Human lifespan is shaped by both genetic and environmental exposures and their interaction. To enable precision health, it is essential to understand how genetic variants contribute to earlier death or prolonged survival. In this study, we tested the association of common genetic variants and the burden of rare non-synonymous variants in a survival analysis, using age-at-death (N = 35,551, median [min, max] = 72.4 [40.9, 85.2]), and last-known-age (N = 358,282, median [min, max] = 71.9 [52.6, 88.7]), in European ancestry participants of the UK Biobank. The associations we identified seemed predominantly driven by cancer, likely due to the age range of the cohort. Common variant analysis highlighted three longevity-associated loci: APOE, ZSCAN23 , and MUC5B . We identified six genes whose burden of loss-of-function variants is significantly associated with reduced lifespan: TET2 , ATM , BRCA2, CKMT1B , BRCA1 and ASXL1 . Additionally, in eight genes, the burden of pathogenic missense variants was associated with reduced lifespan: DNMT3A, SF3B1, CHL1 , TET2, PTEN, SOX21, TP53 and SRSF2 . Most of these genes have previously been linked to oncogenic-related pathways and some are linked to and are known to harbor somatic variants that predispose to clonal hematopoiesis. A direction-agnostic (SKAT-O) approach additionally identified significant associations with C1orf52, TERT, IDH2, and RLIM , highlighting a link between telomerase function and longevity as well as identifying additional oncogenic genes. Our results emphasize the importance of understanding genetic factors driving the most prevalent causes of mortality at a population level, highlighting the potential of early genetic testing to identify germline and somatic variants increasing one’s susceptibility to cancer and/or early death.
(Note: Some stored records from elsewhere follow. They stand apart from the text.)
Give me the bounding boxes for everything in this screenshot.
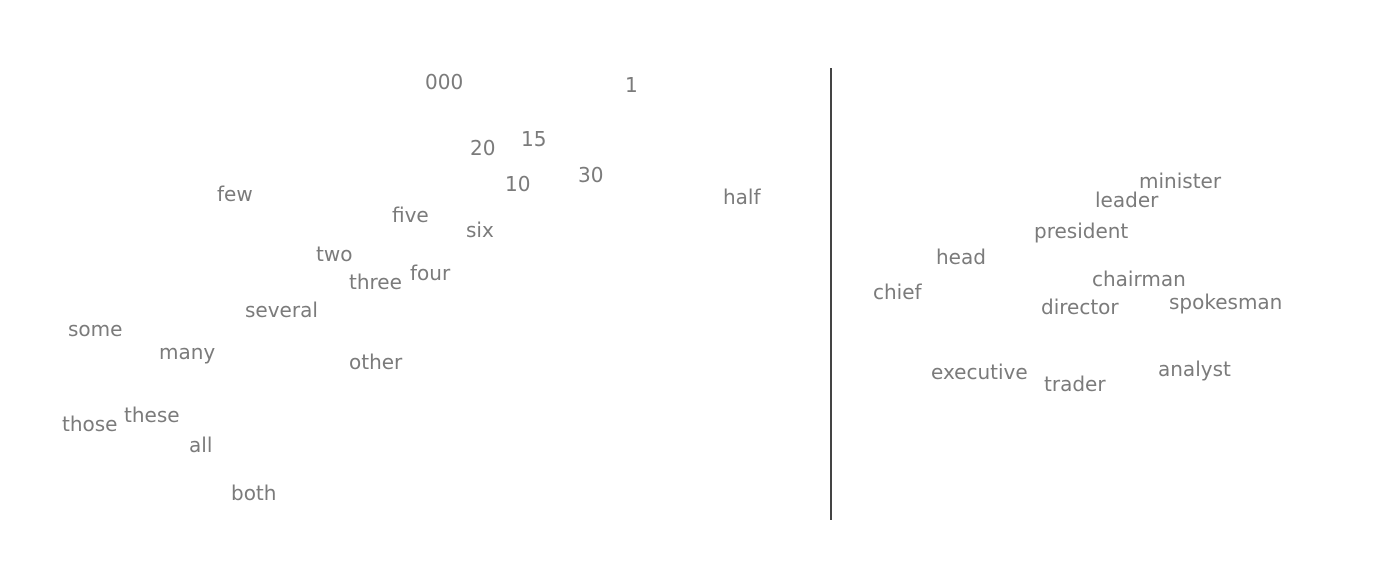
word-label: six — [466, 218, 494, 242]
word-label: chairman — [1092, 267, 1186, 291]
word-label: three — [349, 270, 402, 294]
word-label: trader — [1044, 372, 1106, 396]
word-label: minister — [1139, 169, 1222, 193]
word-label: 000 — [425, 70, 464, 94]
word-label: 20 — [470, 136, 496, 160]
word-label: those — [62, 412, 118, 436]
panel-divider — [830, 68, 832, 520]
word-label: other — [349, 350, 403, 374]
word-label: many — [159, 340, 216, 364]
word-label: chief — [873, 280, 922, 304]
word-label: 15 — [521, 127, 547, 151]
word-label: president — [1034, 219, 1129, 243]
word-label: five — [392, 203, 429, 227]
word-label: two — [316, 242, 353, 266]
word-label: director — [1041, 295, 1119, 319]
word-label: few — [217, 182, 253, 206]
word-label: leader — [1095, 188, 1159, 212]
word-label: 30 — [578, 163, 604, 187]
word-label: 1 — [625, 73, 638, 97]
word-label: several — [245, 298, 318, 322]
word-label: executive — [931, 360, 1028, 384]
word-label: half — [723, 185, 761, 209]
word-label: 10 — [505, 172, 531, 196]
word-label: head — [936, 245, 986, 269]
word-label: analyst — [1158, 357, 1231, 381]
word-label: these — [124, 403, 180, 427]
word-label: spokesman — [1169, 290, 1283, 314]
word-label: both — [231, 481, 277, 505]
word-label: four — [410, 261, 451, 285]
word-label: all — [189, 433, 213, 457]
word-label: some — [68, 317, 123, 341]
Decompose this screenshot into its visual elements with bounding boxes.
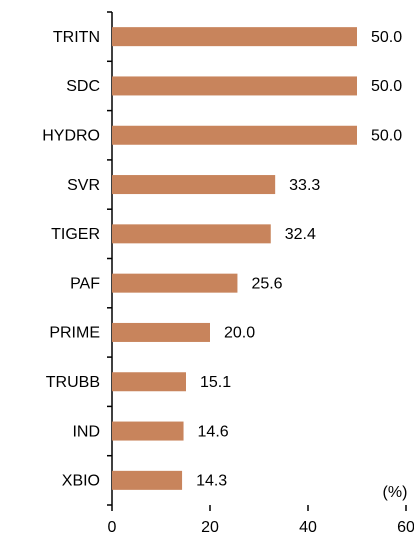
bar [112, 175, 276, 195]
x-tick-label: 40 [299, 519, 317, 536]
unit-label: (%) [383, 484, 408, 501]
value-label: 50.0 [371, 127, 402, 144]
y-tick-label: TRUBB [46, 374, 100, 391]
y-tick-label: HYDRO [42, 127, 100, 144]
bar [112, 125, 357, 145]
y-tick-label: XBIO [62, 473, 100, 490]
bar [112, 76, 357, 96]
bar [112, 273, 238, 293]
bar [112, 372, 186, 392]
y-tick-label: IND [72, 423, 100, 440]
value-label: 15.1 [200, 374, 231, 391]
bar [112, 27, 357, 47]
bar [112, 322, 210, 342]
x-tick-label: 0 [108, 519, 117, 536]
value-label: 25.6 [251, 275, 282, 292]
bar [112, 224, 271, 244]
value-label: 50.0 [371, 78, 402, 95]
x-tick-label: 20 [201, 519, 219, 536]
y-tick-label: PAF [70, 275, 100, 292]
y-tick-label: SVR [67, 177, 100, 194]
bar [112, 421, 184, 441]
y-tick-label: TRITN [53, 29, 100, 46]
bar [112, 470, 183, 490]
y-tick-label: TIGER [51, 226, 100, 243]
value-label: 14.3 [196, 473, 227, 490]
value-label: 14.6 [198, 423, 229, 440]
value-label: 20.0 [224, 325, 255, 342]
value-label: 50.0 [371, 29, 402, 46]
y-tick-label: PRIME [49, 325, 100, 342]
value-label: 33.3 [289, 177, 320, 194]
y-tick-label: SDC [66, 78, 100, 95]
value-label: 32.4 [285, 226, 316, 243]
x-tick-label: 60 [397, 519, 414, 536]
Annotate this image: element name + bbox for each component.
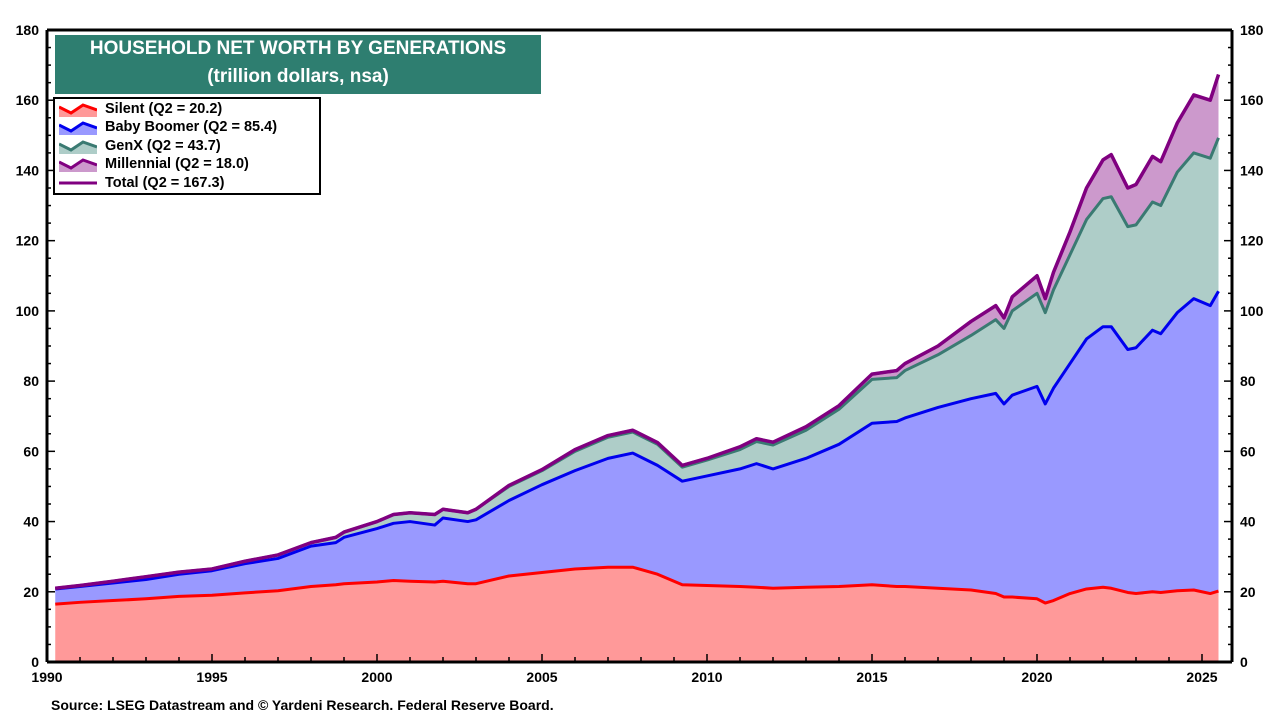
area-genx	[55, 137, 1219, 589]
y-tick-label-left: 60	[23, 443, 39, 459]
y-tick-label-left: 100	[16, 303, 40, 319]
y-tick-label-right: 100	[1240, 303, 1264, 319]
x-tick-label: 2005	[526, 669, 557, 685]
y-tick-label-left: 20	[23, 584, 39, 600]
legend-swatch-baby-boomer	[59, 121, 97, 135]
line-total	[55, 74, 1221, 591]
legend-swatch-silent	[59, 102, 97, 117]
legend-swatch-millennial	[59, 158, 97, 172]
x-tick-label: 2010	[691, 669, 722, 685]
source-note: Source: LSEG Datastream and © Yardeni Re…	[51, 697, 554, 713]
y-tick-label-right: 0	[1240, 654, 1248, 670]
legend-swatch-genx	[59, 139, 97, 154]
legend-label: Baby Boomer (Q2 = 85.4)	[105, 119, 278, 135]
chart-subtitle: (trillion dollars, nsa)	[207, 66, 389, 87]
area-silent	[55, 567, 1219, 662]
legend-label: Total (Q2 = 167.3)	[105, 174, 225, 191]
y-tick-label-left: 40	[23, 514, 39, 530]
y-tick-label-right: 160	[1240, 92, 1264, 108]
legend-label: Millennial (Q2 = 18.0)	[105, 156, 249, 172]
legend-label: Silent (Q2 = 20.2)	[105, 100, 223, 117]
x-tick-label: 1995	[196, 669, 227, 685]
y-tick-label-left: 80	[23, 373, 39, 389]
y-tick-label-left: 140	[16, 162, 40, 178]
y-tick-label-left: 0	[31, 654, 39, 670]
y-tick-label-left: 160	[16, 92, 40, 108]
x-tick-label: 2025	[1186, 669, 1217, 685]
legend-item-genx: GenX (Q2 = 43.7)	[55, 137, 319, 155]
chart-title-box: HOUSEHOLD NET WORTH BY GENERATIONS (tril…	[55, 35, 541, 94]
y-tick-label-left: 120	[16, 233, 40, 249]
line-silent	[55, 565, 1219, 606]
line-baby-boomer	[55, 290, 1220, 591]
y-tick-label-right: 180	[1240, 22, 1264, 38]
x-tick-label: 1990	[31, 669, 62, 685]
legend-swatch-total	[59, 181, 97, 184]
chart-title: HOUSEHOLD NET WORTH BY GENERATIONS	[89, 38, 507, 59]
y-tick-label-left: 180	[16, 22, 40, 38]
y-tick-label-right: 40	[1240, 514, 1256, 530]
y-tick-label-right: 20	[1240, 584, 1256, 600]
legend-item-total: Total (Q2 = 167.3)	[55, 174, 319, 192]
area-baby-boomer	[55, 291, 1219, 605]
legend: Silent (Q2 = 20.2) Baby Boomer (Q2 = 85.…	[53, 97, 321, 195]
legend-item-baby-boomer: Baby Boomer (Q2 = 85.4)	[55, 118, 319, 136]
legend-label: GenX (Q2 = 43.7)	[105, 137, 221, 154]
legend-item-millennial: Millennial (Q2 = 18.0)	[55, 155, 319, 173]
legend-item-silent: Silent (Q2 = 20.2)	[55, 100, 319, 118]
y-tick-label-right: 80	[1240, 373, 1256, 389]
x-tick-label: 2015	[856, 669, 887, 685]
x-tick-label: 2020	[1021, 669, 1052, 685]
y-tick-label-right: 60	[1240, 443, 1256, 459]
y-tick-label-right: 140	[1240, 162, 1264, 178]
x-tick-label: 2000	[361, 669, 392, 685]
y-tick-label-right: 120	[1240, 233, 1264, 249]
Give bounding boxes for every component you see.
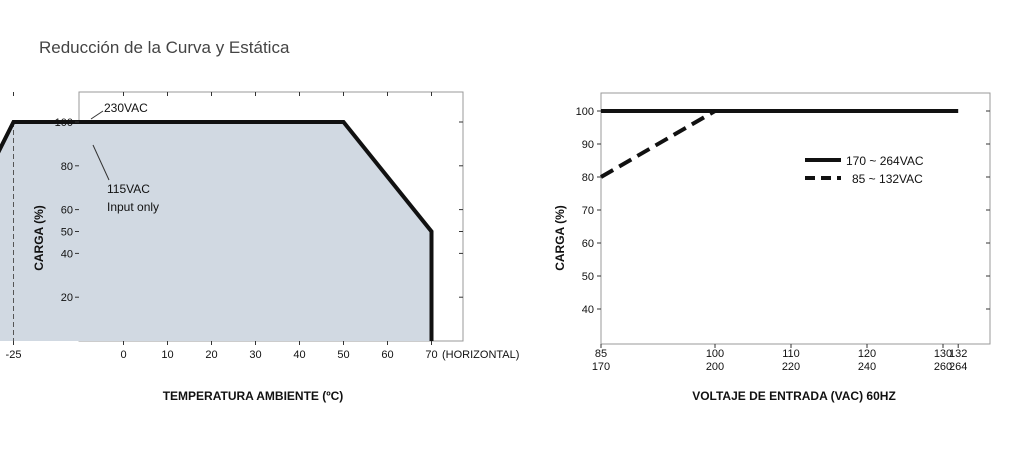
chart2-x-tick-label-top: 132 — [949, 348, 967, 360]
chart2-y-axis-title: CARGA (%) — [553, 205, 567, 271]
chart1-y-tick-label: 50 — [61, 227, 73, 239]
chart1-y-tick-label: 60 — [61, 205, 73, 217]
chart1-y-tick-label: 80 — [61, 161, 73, 173]
chart2-x-tick-label-bottom: 240 — [858, 361, 876, 373]
chart2-x-tick-label-bottom: 200 — [706, 361, 724, 373]
chart1-y-tick-label: 40 — [61, 248, 73, 260]
chart1-y-tick-label: 20 — [61, 292, 73, 304]
chart2-x-tick-label-bottom: 264 — [949, 361, 967, 373]
chart2-y-tick-label: 50 — [582, 271, 594, 283]
chart1-x-tick-label: 30 — [249, 349, 261, 361]
chart2-x-tick-label-top: 110 — [782, 348, 800, 360]
chart1-annotation-input-only: Input only — [107, 200, 159, 214]
chart2-legend-label-1: 170 ~ 264VAC — [846, 154, 924, 168]
page-title: Reducción de la Curva y Estática — [39, 38, 290, 57]
chart2-x-tick-label-bottom: 260 — [934, 361, 952, 373]
chart2-y-tick-label: 100 — [576, 106, 594, 118]
chart2-x-tick-label-top: 100 — [706, 348, 724, 360]
chart1-x-tick-label: -25 — [6, 349, 22, 361]
chart1-x-axis-title: TEMPERATURA AMBIENTE (ºC) — [163, 389, 344, 403]
chart1-y-tick-label: 100 — [55, 117, 73, 129]
chart2-y-tick-label: 90 — [582, 139, 594, 151]
chart2-y-tick-label: 80 — [582, 172, 594, 184]
chart2-series-line-2 — [599, 109, 717, 179]
chart2-x-tick-label-top: 130 — [934, 348, 952, 360]
chart1-x-tick-label: 70 — [425, 349, 437, 361]
chart1-x-suffix-label: (HORIZONTAL) — [442, 349, 519, 361]
chart1-x-tick-label: 50 — [337, 349, 349, 361]
chart2-x-tick-label-top: 120 — [858, 348, 876, 360]
chart1-x-tick-label: 10 — [161, 349, 173, 361]
chart2-y-tick-label: 40 — [582, 304, 594, 316]
chart2-x-tick-label-bottom: 220 — [782, 361, 800, 373]
chart1-x-tick-label: 40 — [293, 349, 305, 361]
chart1-x-tick-label: 60 — [381, 349, 393, 361]
chart1-x-tick-label: 0 — [120, 349, 126, 361]
chart2-y-tick-label: 70 — [582, 205, 594, 217]
chart1-y-axis-title: CARGA (%) — [32, 205, 46, 271]
chart1-annotation-230vac-leader — [90, 110, 104, 120]
chart1-annotation-230vac: 230VAC — [104, 101, 148, 115]
chart2-x-tick-label-top: 85 — [595, 348, 607, 360]
chart2-plot-frame — [600, 92, 991, 345]
chart1-annotation-115vac: 115VAC — [107, 182, 150, 196]
chart1-annotation-115vac-leader — [92, 144, 110, 181]
chart1-series-line — [0, 120, 434, 341]
chart2-y-tick-label: 60 — [582, 238, 594, 250]
chart2-legend-label-2: 85 ~ 132VAC — [852, 172, 923, 186]
chart2-x-axis-title: VOLTAJE DE ENTRADA (VAC) 60HZ — [692, 389, 896, 403]
chart2-x-tick-label-bottom: 170 — [592, 361, 610, 373]
chart1-x-tick-label: 20 — [205, 349, 217, 361]
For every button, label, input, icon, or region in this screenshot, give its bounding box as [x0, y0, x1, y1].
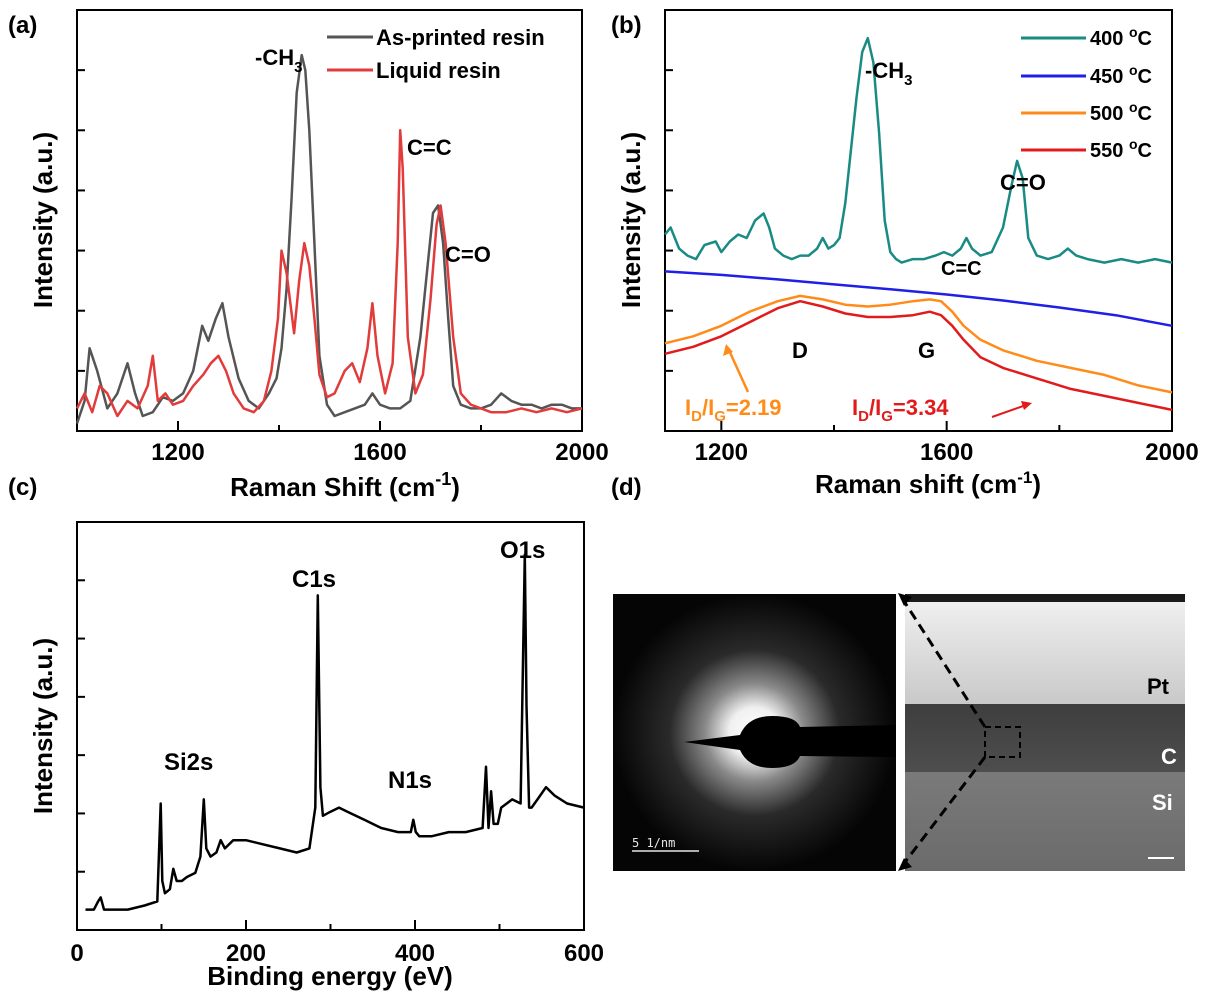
panel-b-ticks [665, 69, 1173, 431]
panel-a-xtick-label: 1600 [353, 439, 406, 466]
annotation-si2s: Si2s [164, 749, 213, 776]
diffraction-scale-label: 5 1/nm [632, 836, 675, 850]
legend-label-liquid: Liquid resin [376, 58, 501, 83]
ratio-500-arrow [726, 347, 750, 393]
panel-c-ticks [76, 579, 585, 930]
panel-b-xtick-labels: 1200 1600 2000 [695, 439, 1199, 466]
series-line-1 [664, 270, 1173, 328]
panel-label-d: (d) [611, 474, 642, 501]
layer-pt [905, 594, 1185, 704]
panel-b-xtick-label: 2000 [1145, 439, 1198, 466]
ratio-label-550: ID/IG=3.34 [852, 395, 949, 425]
legend-label-400: 400 oC [1090, 24, 1152, 50]
tem-cross-section-image: Pt C Si [905, 594, 1185, 871]
layer-c [905, 704, 1185, 772]
layer-label-pt: Pt [1147, 674, 1170, 699]
zoom-arrowhead-bottom [898, 858, 912, 871]
series-line-3 [664, 299, 1173, 412]
ratio-label-500: ID/IG=2.19 [685, 395, 782, 425]
annotation-b-co: C=O [1000, 170, 1046, 195]
annotation-n1s: N1s [388, 767, 432, 794]
zoom-line-bottom [900, 756, 987, 867]
panel-a-series [75, 53, 583, 424]
panel-label-a: (a) [8, 12, 37, 39]
annotation-b-cc: C=C [941, 258, 982, 280]
zoom-arrowhead-top [898, 593, 912, 606]
selected-area-box [984, 726, 1021, 758]
diffraction-pattern-image: 5 1/nm [613, 594, 896, 871]
series-line-0 [85, 553, 585, 911]
panel-a-raman-chart: 1200 1600 2000 Raman Shift (cm-1) Intens… [28, 9, 609, 502]
panel-b-series [664, 36, 1173, 412]
panel-b-raman-chart: 1200 1600 2000 Raman shift (cm-1) Intens… [616, 9, 1199, 499]
annotation-ch3: -CH3 [255, 45, 302, 76]
series-line-1 [75, 129, 583, 418]
annotation-d-band: D [792, 338, 808, 363]
panel-a-xtick-label: 1200 [151, 439, 204, 466]
ratio-550-arrowhead [1021, 401, 1032, 410]
panel-c-xtick-labels: 0 200 400 600 [70, 940, 604, 967]
panel-a-frame [76, 9, 583, 432]
panel-label-b: (b) [611, 12, 642, 39]
series-line-2 [664, 294, 1173, 394]
series-line-0 [75, 53, 582, 424]
panel-b-xtick-label: 1200 [695, 439, 748, 466]
panel-b-ylabel: Intensity (a.u.) [616, 132, 646, 308]
panel-a-ticks [77, 69, 583, 431]
legend-label-as-printed: As-printed resin [376, 25, 545, 50]
panel-c-xtick-label: 600 [564, 940, 604, 967]
panel-b-frame [664, 9, 1173, 432]
layer-label-si: Si [1152, 790, 1173, 815]
annotation-b-ch3: -CH3 [865, 58, 912, 89]
panel-b-legend: 400 oC 450 oC 500 oC 550 oC [1021, 24, 1152, 162]
ratio-550-arrow [991, 404, 1027, 418]
series-line-0 [664, 36, 1173, 264]
annotation-g-band: G [918, 338, 935, 363]
beam-stopper [684, 716, 896, 768]
panel-a-xtick-labels: 1200 1600 2000 [151, 439, 608, 466]
panel-b-xlabel: Raman shift (cm-1) [815, 468, 1041, 499]
legend-label-500: 500 oC [1090, 99, 1152, 125]
panel-c-xtick-label: 0 [70, 940, 83, 967]
panel-a-legend: As-printed resin Liquid resin [327, 25, 545, 83]
panel-a-xlabel: Raman Shift (cm-1) [230, 469, 460, 502]
panel-a-xtick-label: 2000 [555, 439, 608, 466]
layer-label-c: C [1161, 744, 1177, 769]
panel-c-ylabel: Intensity (a.u.) [28, 638, 58, 814]
zoom-line-top [900, 597, 987, 728]
legend-label-550: 550 oC [1090, 136, 1152, 162]
panel-label-c: (c) [8, 474, 37, 501]
panel-c-xtick-label: 400 [395, 940, 435, 967]
panel-c-series [85, 553, 585, 911]
annotation-co: C=O [445, 242, 491, 267]
panel-c-xps-chart: 0 200 400 600 Binding energy (eV) Intens… [28, 521, 604, 991]
annotation-o1s: O1s [500, 537, 545, 564]
annotation-c1s: C1s [292, 566, 336, 593]
annotation-cc: C=C [407, 135, 452, 160]
panel-d-micrographs: 5 1/nm Pt C Si [613, 593, 1185, 871]
legend-label-450: 450 oC [1090, 62, 1152, 88]
panel-a-ylabel: Intensity (a.u.) [28, 132, 58, 308]
panel-c-xlabel: Binding energy (eV) [207, 961, 453, 991]
ratio-500-arrowhead [723, 344, 733, 356]
panel-b-xtick-label: 1600 [920, 439, 973, 466]
layer-si [905, 772, 1185, 871]
panel-c-xtick-label: 200 [226, 940, 266, 967]
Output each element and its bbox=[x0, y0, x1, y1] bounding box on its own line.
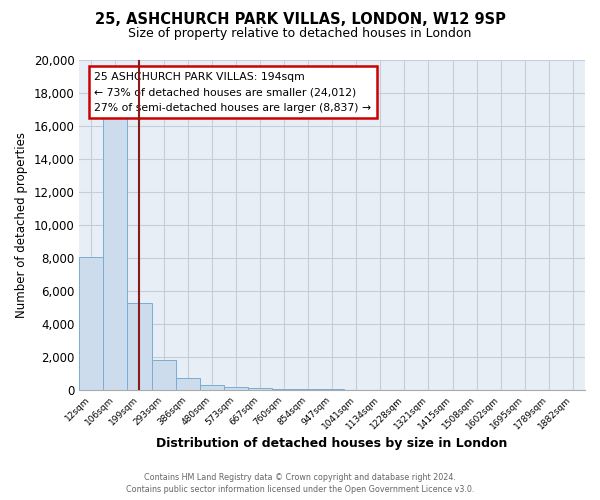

This study is maybe more interesting:

Many studies have compared gene expression in young and old samples to gain insights on aging, the primary risk factor for most major chronic diseases. However, these studies only describe associations, failing to distinguish drivers of aging from compensatory geroprotective responses and incidental downstream effects. Here, we introduce a workflow to characterize the causal effects of differentially expressed genes on lifespan. First, we performed a meta-analysis of 25 gene expression datasets comprising samples of various tissues from healthy, untreated adult mammals (humans, dogs, and rodents) at two distinct ages. We ranked each gene according to the number of distinct datasets in which the gene was differentially expressed with age in a consistent direction. The top age-upregulated genes were TMEM176A, EFEMP1, CP, and HLA-A; the top age-downregulated genes were CA4, SIAH, SPARC, and UQCR10. Second, the effects of the top ranked genes on lifespan were measured by applying post-developmental RNA interference of the corresponding ortholog in the nematode C. elegans (two trials, with roughly 100 animals per genotype per trial). Out of 10 age-upregulated and 9 age-downregulated genes that were tested, two age-upregulated genes (csp-3 /CASP1 and spch-2 /RSRC1) and four age-downregulated genes (C42C1.8 /DIRC2, ost-1 /SPARC, fzy-1 /CDC20, and cah-3 /CA4) produced significant and reproducible lifespan extension. Notably, the data do not suggest that the direction of differential expression with age is predictive of the effect on lifespan. Our study provides novel insight into the relationship between differential gene expression and aging phenotypes, pilots an unbiased workflow that can be easily repeated and expanded, and pinpoints six genes with evolutionarily conserved, causal roles in the aging process for further study.